Elle était née il y a un peu plus
de cent ans, et sans doute était-elle
représentative des femmes de son époque, qui tâchèrent de se construire
sans « Querelle »entre Anciens et Modernes, entre credo de la modernité et respect des valeurs
transmises par leurs parents…
Moderne, on peut dire je pense qu’elle
l’était…
Elle l’était par un féminisme bien à elle. Peut-être en partie
hérité de sa mère basque, - habituée à un certaine forme de matriarcat, et en
outre à se débrouiller de ses nombreux frères et sœurs, à travailler tôt et beaucoup
…Ma grand mère Julie avait aussi par nécessité appris à vivre indépendante,
pendant le long service militaire de mon grand père, que la guerre en outre
prolongea de cinq bonnes années…Cheminot « roulant », il continua
d’être assez souvent absent…et permit d’autre part à sa femme par les « coupons »
offerts par la Compagnie
du Midi de voyager de son côté, ce qu’elle ne se priva pas de faire…

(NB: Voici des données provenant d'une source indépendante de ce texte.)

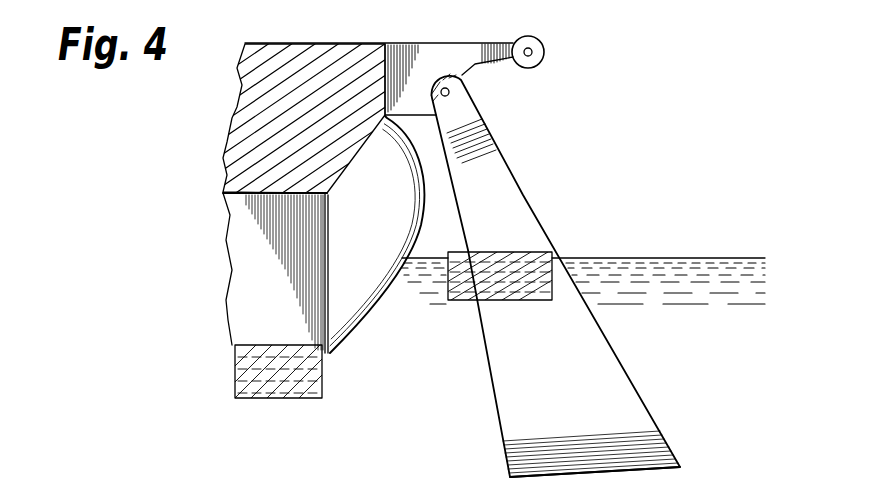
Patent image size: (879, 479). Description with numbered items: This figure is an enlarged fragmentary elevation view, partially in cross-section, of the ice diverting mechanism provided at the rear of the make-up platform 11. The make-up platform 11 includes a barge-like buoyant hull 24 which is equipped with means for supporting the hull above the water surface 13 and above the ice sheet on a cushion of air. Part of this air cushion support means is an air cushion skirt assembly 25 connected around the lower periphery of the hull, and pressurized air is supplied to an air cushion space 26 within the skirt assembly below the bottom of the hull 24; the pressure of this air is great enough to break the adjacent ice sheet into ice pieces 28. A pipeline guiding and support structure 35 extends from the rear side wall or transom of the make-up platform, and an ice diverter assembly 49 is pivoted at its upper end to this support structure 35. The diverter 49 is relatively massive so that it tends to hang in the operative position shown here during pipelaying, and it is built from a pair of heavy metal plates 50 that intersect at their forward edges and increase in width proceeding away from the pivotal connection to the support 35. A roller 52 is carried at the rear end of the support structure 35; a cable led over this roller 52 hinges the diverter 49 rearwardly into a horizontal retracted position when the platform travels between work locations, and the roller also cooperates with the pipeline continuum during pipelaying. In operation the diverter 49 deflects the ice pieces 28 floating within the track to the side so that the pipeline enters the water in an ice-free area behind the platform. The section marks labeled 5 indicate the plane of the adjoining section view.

The make-up platform 11 is at (219, 104).
The buoyant hull 24 is at (242, 180).
The air cushion space 26 is at (292, 310).
The air cushion skirt assembly 25 is at (345, 330).
The ice pieces 28 is at (300, 396).
The pipeline guiding and support structure 35 is at (447, 61).
The ice diverter assembly 49 is at (519, 180).
The heavy metal plates 50 is at (628, 388).
The roller 52 is at (546, 48).
The water surface 13 is at (592, 257).
The section line 5- 5 is at (435, 241).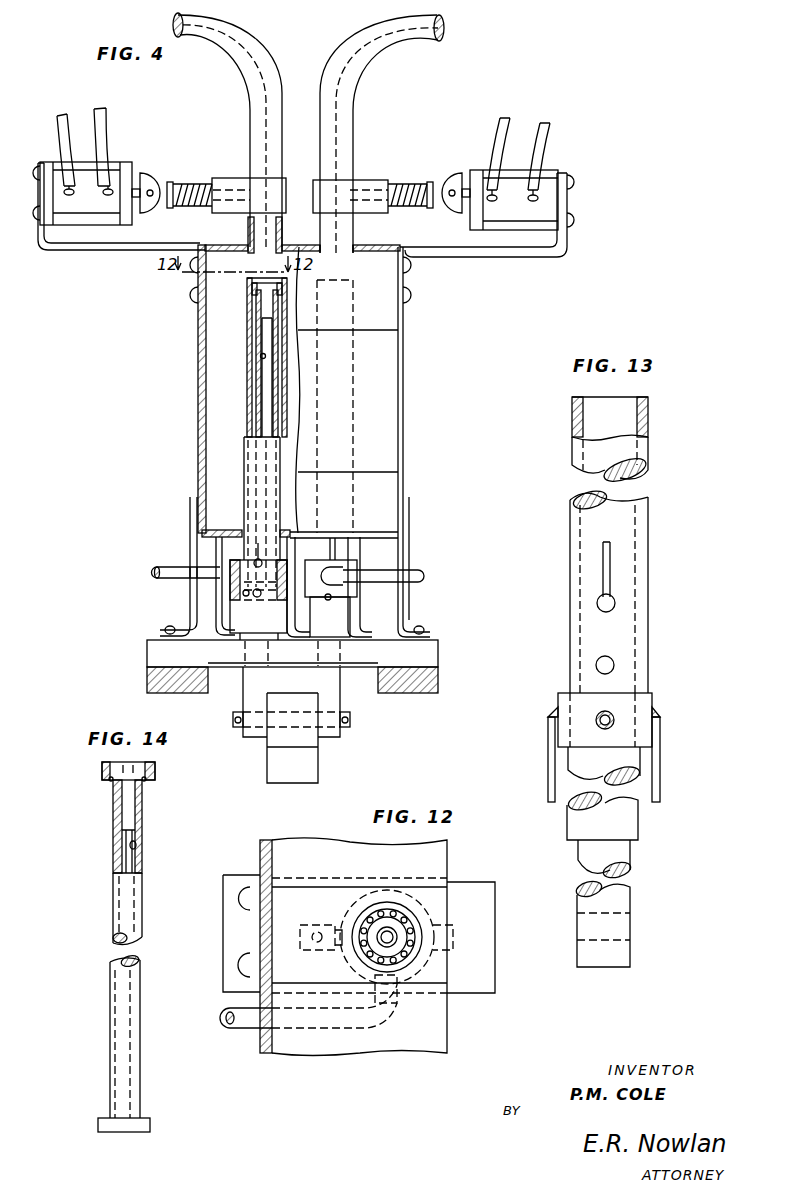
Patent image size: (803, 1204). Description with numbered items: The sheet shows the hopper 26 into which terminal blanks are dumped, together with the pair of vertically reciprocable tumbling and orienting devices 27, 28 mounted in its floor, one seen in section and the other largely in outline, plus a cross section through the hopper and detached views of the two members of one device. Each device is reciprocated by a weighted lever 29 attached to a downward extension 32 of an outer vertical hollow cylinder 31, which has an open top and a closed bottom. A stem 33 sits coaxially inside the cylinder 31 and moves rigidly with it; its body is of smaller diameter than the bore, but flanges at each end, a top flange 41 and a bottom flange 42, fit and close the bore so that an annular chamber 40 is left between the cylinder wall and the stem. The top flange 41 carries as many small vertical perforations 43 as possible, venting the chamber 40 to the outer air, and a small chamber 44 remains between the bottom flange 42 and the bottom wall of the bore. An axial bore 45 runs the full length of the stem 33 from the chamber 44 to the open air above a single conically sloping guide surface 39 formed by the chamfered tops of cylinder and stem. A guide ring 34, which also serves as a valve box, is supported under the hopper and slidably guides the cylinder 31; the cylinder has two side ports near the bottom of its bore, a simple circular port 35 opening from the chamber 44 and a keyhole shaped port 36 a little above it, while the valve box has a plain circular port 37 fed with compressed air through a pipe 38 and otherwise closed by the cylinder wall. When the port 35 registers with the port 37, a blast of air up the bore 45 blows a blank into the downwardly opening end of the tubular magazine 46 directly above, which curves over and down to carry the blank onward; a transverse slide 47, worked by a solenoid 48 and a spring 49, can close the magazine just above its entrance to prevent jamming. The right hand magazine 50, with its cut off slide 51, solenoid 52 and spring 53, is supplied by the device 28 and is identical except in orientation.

In FIG. 4, the hopper 26 is at (198, 334).
In FIG. 12, the hopper 26 is at (260, 854).
In FIG. 4, the tumbling and orienting device 27 is at (216, 437).
In FIG. 12, the tumbling and orienting device 27 is at (355, 968).
In FIG. 4, the tumbling and orienting device 28 is at (353, 365).
In FIG. 4, the weighted lever 29 is at (312, 765).
In FIG. 4, the outer vertical hollow cylinder 31 is at (247, 336).
In FIG. 13, the outer vertical hollow cylinder 31 is at (648, 533).
In FIG. 12, the outer vertical hollow cylinder 31 is at (415, 952).
In FIG. 4, the downward extension 32 is at (250, 690).
In FIG. 13, the downward extension 32 is at (630, 910).
In FIG. 4, the stem 33 is at (258, 381).
In FIG. 12, the stem 33 is at (398, 932).
In FIG. 14, the stem 33 is at (117, 904).
In FIG. 4, the guide ring 34 is at (238, 566).
In FIG. 13, the guide ring 34 is at (652, 702).
In FIG. 12, the guide ring 34 is at (352, 912).
In FIG. 13, the port 35 is at (612, 668).
In FIG. 13, the port 36 is at (612, 605).
In FIG. 13, the port 37 is at (614, 722).
In FIG. 4, the pipe 38 is at (163, 578).
In FIG. 12, the pipe 38 is at (247, 1022).
In FIG. 4, the guide surface 39 is at (258, 278).
In FIG. 13, the guide surface 39 is at (577, 398).
In FIG. 12, the guide surface 39 is at (378, 915).
In FIG. 14, the guide surface 39 is at (110, 765).
In FIG. 4, the annular chamber 40 is at (246, 409).
In FIG. 14, the top flange 41 is at (155, 775).
In FIG. 14, the bottom flange 42 is at (150, 1128).
In FIG. 12, the perforations 43 is at (388, 915).
In FIG. 14, the perforations 43 is at (111, 782).
In FIG. 4, the small chamber 44 is at (245, 600).
In FIG. 4, the axial bore 45 is at (261, 357).
In FIG. 14, the axial bore 45 is at (136, 847).
In FIG. 4, the tubular magazine 46 is at (258, 57).
In FIG. 4, the transverse slide 47 is at (236, 187).
In FIG. 4, the solenoid 48 is at (113, 175).
In FIG. 4, the spring 49 is at (180, 182).
In FIG. 4, the right hand magazine 50 is at (368, 44).
In FIG. 4, the cut off slide 51 is at (363, 188).
In FIG. 4, the solenoid 52 is at (543, 173).
In FIG. 4, the spring 53 is at (400, 188).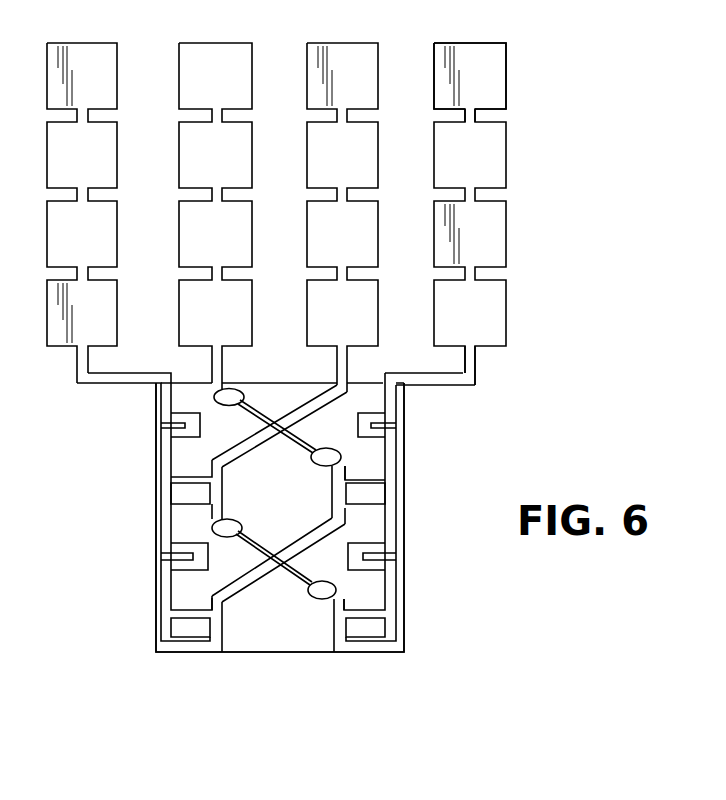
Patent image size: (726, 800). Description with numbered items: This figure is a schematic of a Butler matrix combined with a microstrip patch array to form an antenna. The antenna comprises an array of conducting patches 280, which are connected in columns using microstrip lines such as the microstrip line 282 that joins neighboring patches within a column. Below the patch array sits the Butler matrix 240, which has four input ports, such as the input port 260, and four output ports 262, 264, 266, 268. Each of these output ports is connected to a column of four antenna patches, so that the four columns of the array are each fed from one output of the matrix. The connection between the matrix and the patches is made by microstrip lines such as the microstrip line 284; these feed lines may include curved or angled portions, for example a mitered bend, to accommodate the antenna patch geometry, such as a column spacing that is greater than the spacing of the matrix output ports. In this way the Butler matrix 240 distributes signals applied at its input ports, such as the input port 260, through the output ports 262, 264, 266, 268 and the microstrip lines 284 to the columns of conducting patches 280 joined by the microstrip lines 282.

The Butler matrix 240 is at (406, 563).
The input port 260 is at (165, 653).
The output port 262 is at (165, 398).
The output port 264 is at (225, 367).
The output port 266 is at (338, 367).
The output port 268 is at (395, 397).
The conducting patch 280 is at (482, 76).
The microstrip line 282 is at (477, 115).
The microstrip line 284 is at (468, 362).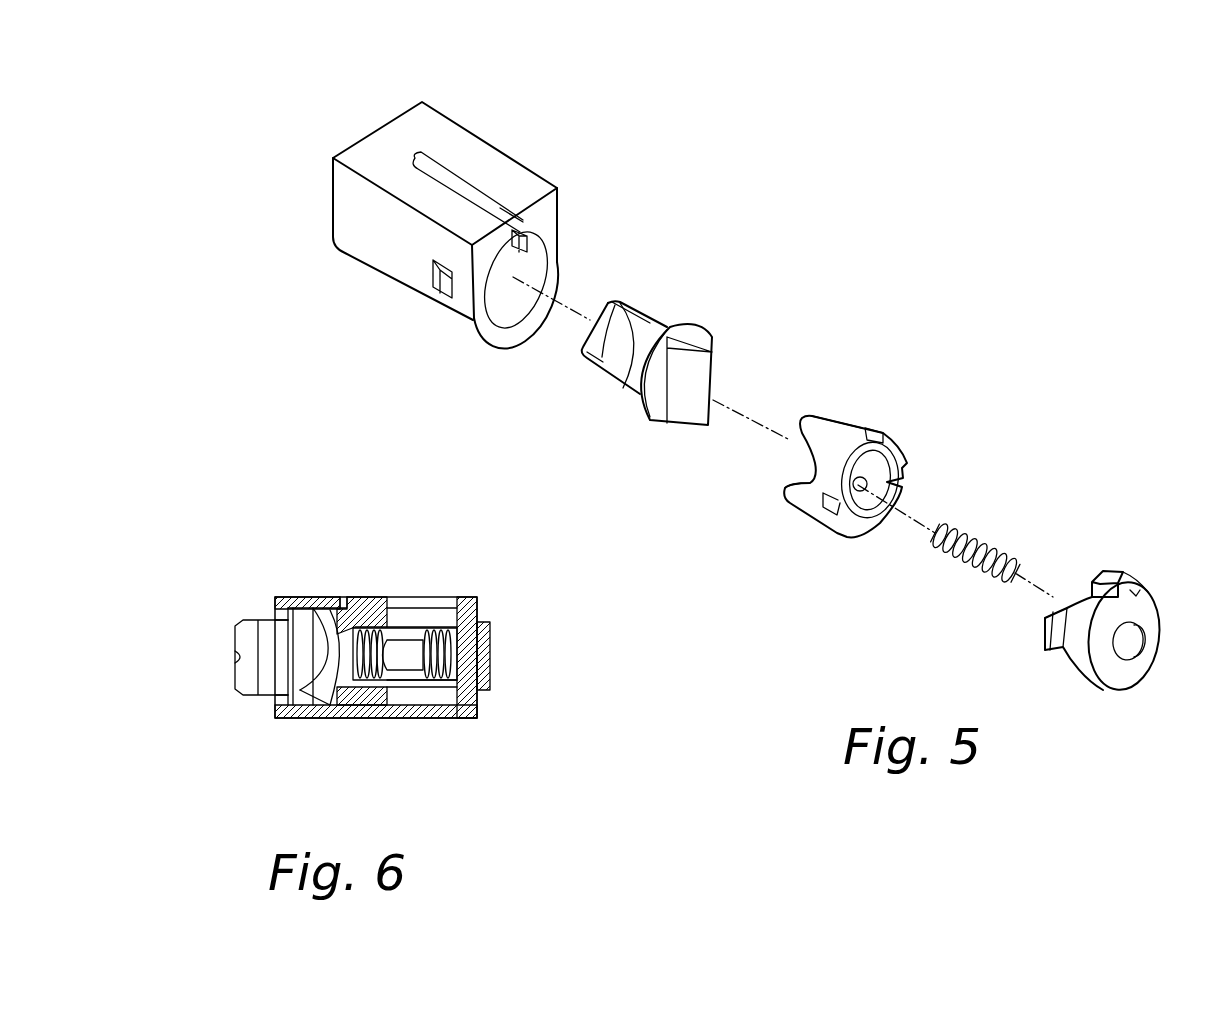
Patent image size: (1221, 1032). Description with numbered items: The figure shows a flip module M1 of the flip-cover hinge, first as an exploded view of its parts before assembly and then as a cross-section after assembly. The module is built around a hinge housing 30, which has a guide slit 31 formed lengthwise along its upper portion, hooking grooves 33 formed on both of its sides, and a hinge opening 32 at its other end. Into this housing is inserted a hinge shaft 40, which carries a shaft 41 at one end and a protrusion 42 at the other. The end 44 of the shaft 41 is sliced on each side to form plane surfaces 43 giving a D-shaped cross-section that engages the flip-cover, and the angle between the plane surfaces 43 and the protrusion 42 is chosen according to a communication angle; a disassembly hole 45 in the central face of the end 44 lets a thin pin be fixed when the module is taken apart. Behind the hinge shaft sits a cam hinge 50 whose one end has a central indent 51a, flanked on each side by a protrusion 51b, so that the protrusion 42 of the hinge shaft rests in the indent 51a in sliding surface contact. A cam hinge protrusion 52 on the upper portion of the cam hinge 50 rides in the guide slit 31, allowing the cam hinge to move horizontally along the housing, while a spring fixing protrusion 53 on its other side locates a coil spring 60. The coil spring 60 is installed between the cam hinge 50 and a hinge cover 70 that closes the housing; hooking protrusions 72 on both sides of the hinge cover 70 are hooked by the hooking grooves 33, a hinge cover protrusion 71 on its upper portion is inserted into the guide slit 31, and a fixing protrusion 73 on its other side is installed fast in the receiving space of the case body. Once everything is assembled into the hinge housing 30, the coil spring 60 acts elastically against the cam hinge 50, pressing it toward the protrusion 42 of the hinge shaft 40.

In FIG. 5, the hinge housing 30 is at (475, 116).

De langue maternelle basque, elle apprit à parler
français mais demeura analphabète pour l’écrire, même si elle se débrouilla à
apprendre à en lire assez pour lire « Nous deux » et « Confidences »
et des livres sur des femmes politiques qui la fascinaient. Savoir, être
instruite était son rêve…
Elle poussa ma mère à faire des études,
le bac d’abord au lycée de jeunes filles (super bourgeois) de Bordeaux, puis
une licence d’histoire à la Faculté
des lettres …
De cette ouverture culturelle , d’une époque où le travail était
abondant pour qui aimait à risquer des choses nouvelles… où il
représentait pour les femmes une clé pour l’autonomie, ma mère tira la conviction
forte qu’il fallait qu’une femme soit éduquée à l’égal des hommes pour vivre
mieux sa vie sociale et personnelle, et surtout qu’elle ait un travail pour demeurer
indépendante…
C’est ainsi qu’elle nous éleva
dans le culte de la réussite scolaire, et au-delà, du savoir qui rend la vie
meilleure (!!!) et les femmes plus libres.
Moderne ma mère l’était, par sa foi profonde
dans le progrès humain, que même les
souffrances de la guerre ne put altérer, que ce progrès se décline, en progression sociale, en progrès
de la condition féminine, ou progrès technique qui permettrait le progrès social…Pour elle comme pour mon
père l’instruction en était le facteur…La prise de conscience que peut-être ce progrès
n’existait pas fut un des chagrins des dernières années de sa vie …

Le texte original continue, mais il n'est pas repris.